In der von ihm herausgegebenen "Windecker Zeitung" veröffentlichte er am 10. September 1910 unter der Überschrift "Am Brunnen vor dem Tore--!" folgenden Beitrag:

"Die Dämmerung senkt sich auf die Stadt hernieder. Vom hohen Kirchturm klingen die Abendglocken; sie hallen weit über den Ort, der so freundlich zwischen Baumstücken und Obstgärten sich an den Schloßberg anlehnt. Von Wiese und Feld ruft ihr Schall die Fleißigen, vom Nidderfeld, der Aue, Hohen Straße, Läusbügel und die wie die Feldmarken alle heißen, wo die Bürger ihr schaffendes Tagewerk vollbracht. Und ziehen dann Mensch und Vieh wieder zu Hof und Stall, so öffnen sich hier und dort und überall die Tore, die Haustüren. Und nun kommen sie heran die Frauen und Mädchen, die oft getragenen Wassereimer in der Hand; überall sieht man sie an den Pumpen stehen, die grün, grau und verwittert fast bei keinem Gehöft des Städtchens fehlen. Die Pumpenschwengel kreischen, das Wasserbrünnlein sprudelt, bald voll, bald spärlich füllt es die harrenden Eimer, je nach Beschaffenheit und Güte des Borns, je nach Kraft und Gewandtheit der schwingenden Arme. Manche eilt gar fleißig und behende, die vielen Wassergänge für Haus und Stall zu besorgen; manche Nachbarin aber hat ihre Nachbarin gefunden; da müssen dann freilich die Eimer noch lange leer bleiben, denn, wo Frauen beieinanderstehen, da bleiben sie lange stehn. Schließlich aber eilen auch die letzten dahin, hinter den Fensten in den Gassen blitzen die Lichter, still wird es auf Markt und Straße; nur tief unten aus dem dunklen, verborgenen Brunnenschacht klingt es heraus wie ein Glucksen und Murmeln. Das sind die scheuen Wassertunken mit dem goldenen Krönlein auf dem Haupt, die geheimnisvoll sich von manch' verborgenem Schatz erzählen, den sie tief unten in den finsteren Gängen und Wasseradern hüten.

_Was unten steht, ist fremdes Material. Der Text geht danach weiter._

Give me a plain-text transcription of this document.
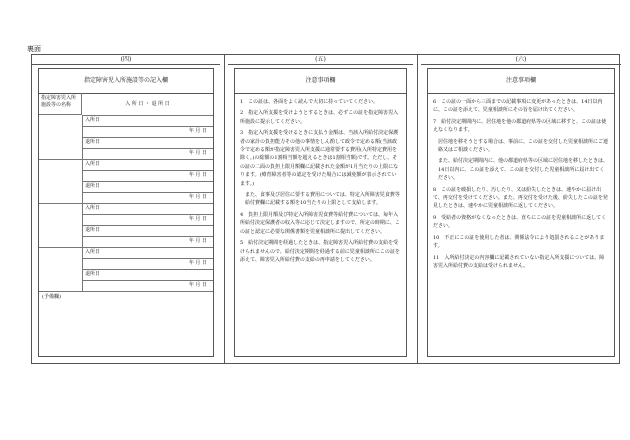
裏面
(四)
指定障害児入所施設等の記入欄
指定障害児入所施設等の名称	入 所 日 ・ 退 所 日
入所日
年 月 日
退所日
年 月 日
入所日
年 月 日
退所日
年 月 日
入所日
年 月 日
退所日
年 月 日
入所日
年 月 日
退所日
年 月 日
(予備欄)
(五)
注意事項欄

1　この証は、各面をよく読んで大切に持っていてください。

2　指定入所支援を受けようとするときは、必ずこの証を指定障害児入所施設に提示してください。

3　指定入所支援を受けるときに支払う金額は、当該入所給付決定保護者の家計の負担能力その他の事情をしん酌して政令で定める額(当該政令で定める額が指定障害児入所支援に通常要する費用(入所特定費用を除く。)の総額の1割相当額を超えるときは1割相当額)です。ただし、その証の二面の負担上限月額欄に記載された金額が1月当たりの上限になります。(療育障害者等の認定を受けた場合には減免額が表示されています。)

また、食事及び居住に要する費用については、特定入所障害児食費等給付費欄に記載する額を10当たりの上限として支給します。

4　負担上限月額及び特定入所障害児食費等給付費については、毎年入所給付決定保護者の収入等に応じて決定しますので、所定の時期に、この証と認定に必要な関係書類を児童相談所に提出してください。

5　給付決定期間を経過したときは、指定障害児入所給付費の支給を受けられませんので、給付決定期間を経過する前に児童相談所にこの証を添えて、障害児入所給付費の支給の再申請をしてください。

(六)
注意事項欄

6　この証の一面から三面までの記載事項に変更があったときは、14日以内に、この証を添えて、児童相談所にその旨を届け出てください。

7　給付決定期間内に、居住地を他の都道府県等の区域に移すと、この証は使えなくなります。

居住地を移そうとする場合は、事前に、この証を交付した児童相談所にご連絡又はご相談ください。

また、給付決定期間内に、他の都道府県等の区域に居住地を移したときは、14日以内に、この証を添えて、この証を交付した児童相談所に届け出てください。

8　この証を破損したり、汚したり、又は紛失したときは、速やかに届け出て、再交付を受けてください。また、再交付を受けた後、紛失したこの証を発見したときは、速やかに児童相談所に返してください。

9　受給者の資格がなくなったときは、直ちにこの証を児童相談所に返してください。

10　不正にこの証を使用した者は、関係法令により処罰されることがあります。

11　入所給付決定の内容欄に記載されていない指定入所支援については、障害児入所給付費の支給は受けられません。
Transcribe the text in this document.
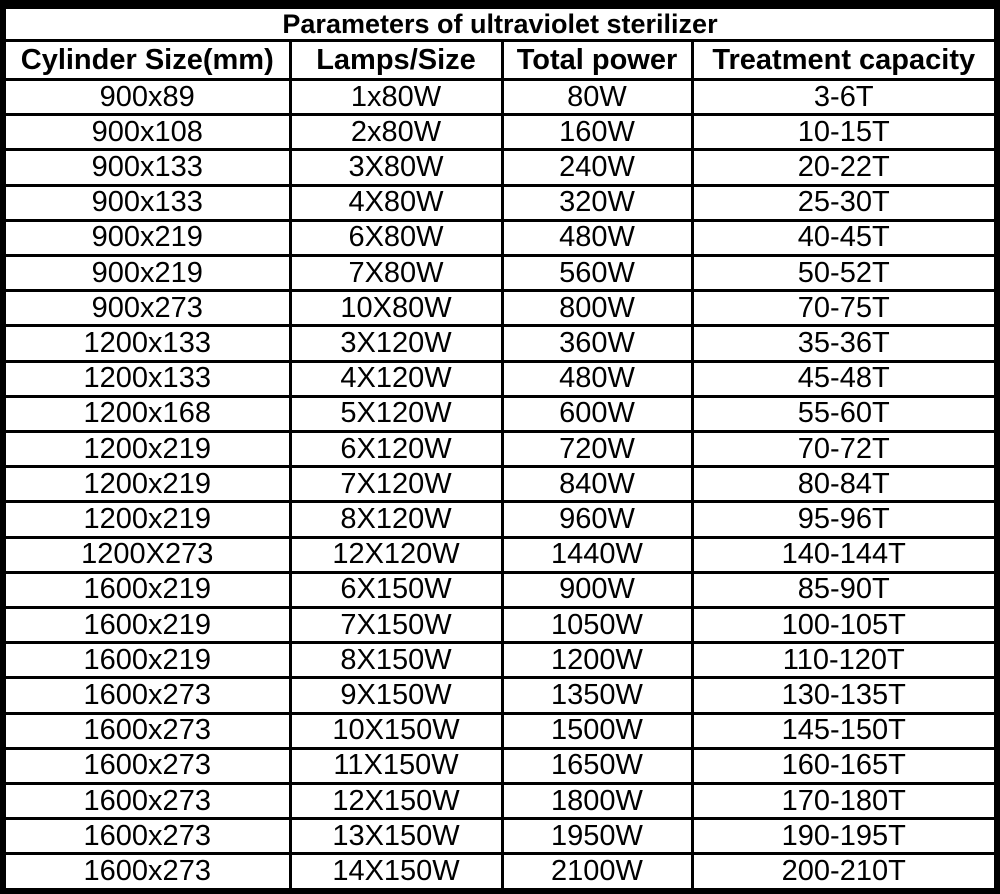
Parameters of ultraviolet sterilizer			
Cylinder Size(mm)	Lamps/Size	Total power	Treatment capacity
900x89	1x80W	80W	3-6T
900x108	2x80W	160W	10-15T
900x133	3X80W	240W	20-22T
900x133	4X80W	320W	25-30T
900x219	6X80W	480W	40-45T
900x219	7X80W	560W	50-52T
900x273	10X80W	800W	70-75T
1200x133	3X120W	360W	35-36T
1200x133	4X120W	480W	45-48T
1200x168	5X120W	600W	55-60T
1200x219	6X120W	720W	70-72T
1200x219	7X120W	840W	80-84T
1200x219	8X120W	960W	95-96T
1200X273	12X120W	1440W	140-144T
1600x219	6X150W	900W	85-90T
1600x219	7X150W	1050W	100-105T
1600x219	8X150W	1200W	110-120T
1600x273	9X150W	1350W	130-135T
1600x273	10X150W	1500W	145-150T
1600x273	11X150W	1650W	160-165T
1600x273	12X150W	1800W	170-180T
1600x273	13X150W	1950W	190-195T
1600x273	14X150W	2100W	200-210T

Panta rei - alles fließt.-

Und das soll nun alles anders werden ! Wo das tiefe Gewölbe unter dem Bahndamm herführt, da liegt jenseits einsam und von der Stadt getrennt das neue moderne Wasserwerk. Gurgelnd und stöhnend arbeiten dort bei Tag und Nacht die kurbelnden Pumpen; sie müssen das Wasser aus den sammelnden Quellen des Wiesengrundes saugen und auf die Höhe des "Wingerts" pressen, wo aus hochragendem Behälter in verzweigten Leitungen die Wasser wieder zur Stadt zurückeilen. Vom Herd zum blitzenden Wasserhahn ist es jetzt nur ein kurzer Weg; die Hausfrau freut sich des Gewinns. Schnell kocht ihr Gasherd den vielbegehrten Kaffee. Und auch der Hausherr begrüßt den Vorteil; denn nicht mehr treibt ihn vom behaglichen Sorgensitz der mahnende Ruf: "Ach, Heinrich - Christian - Gottlieb" - oder wie er sonst heißen mag - "hole mir doch einen Eimer Wasser !" Panta rei - alles fließt im vergänglichen Strom der Zeit dahin, sagten schon die Denker im alten Griechenland; alles fließt, so auch, oft bezweifelt und oft mißtraut, sie fließt  nun doch, die vielersehnte Windecker Wasserleitung. So möge sie jetzt und und fernerhin noch weiter fließen, den planenden und schaffenden Förderern des Werkes zur Ehr - zum Segen und Wohlfahrt für Städte und Bürger den fernsten Geschlechtern. Aber trotz allem Lob und Dank, um eine freundliches Bild wird das Städtchen nun ärmer. Die alten Pumpen unter dem grünen Baum im Garten, in der stillen Ecke des Hofes, an Gasse und Markt; eine Zeit lang werden sie noch unbenutzt und vergessen dastehen, dann werden sie, die uns so freundlich und sorgend so manchen Trank gegeben, eines Tages in dem Fortschreiten der neuen Zeit eine nach der anderen verfallen, verschwinden.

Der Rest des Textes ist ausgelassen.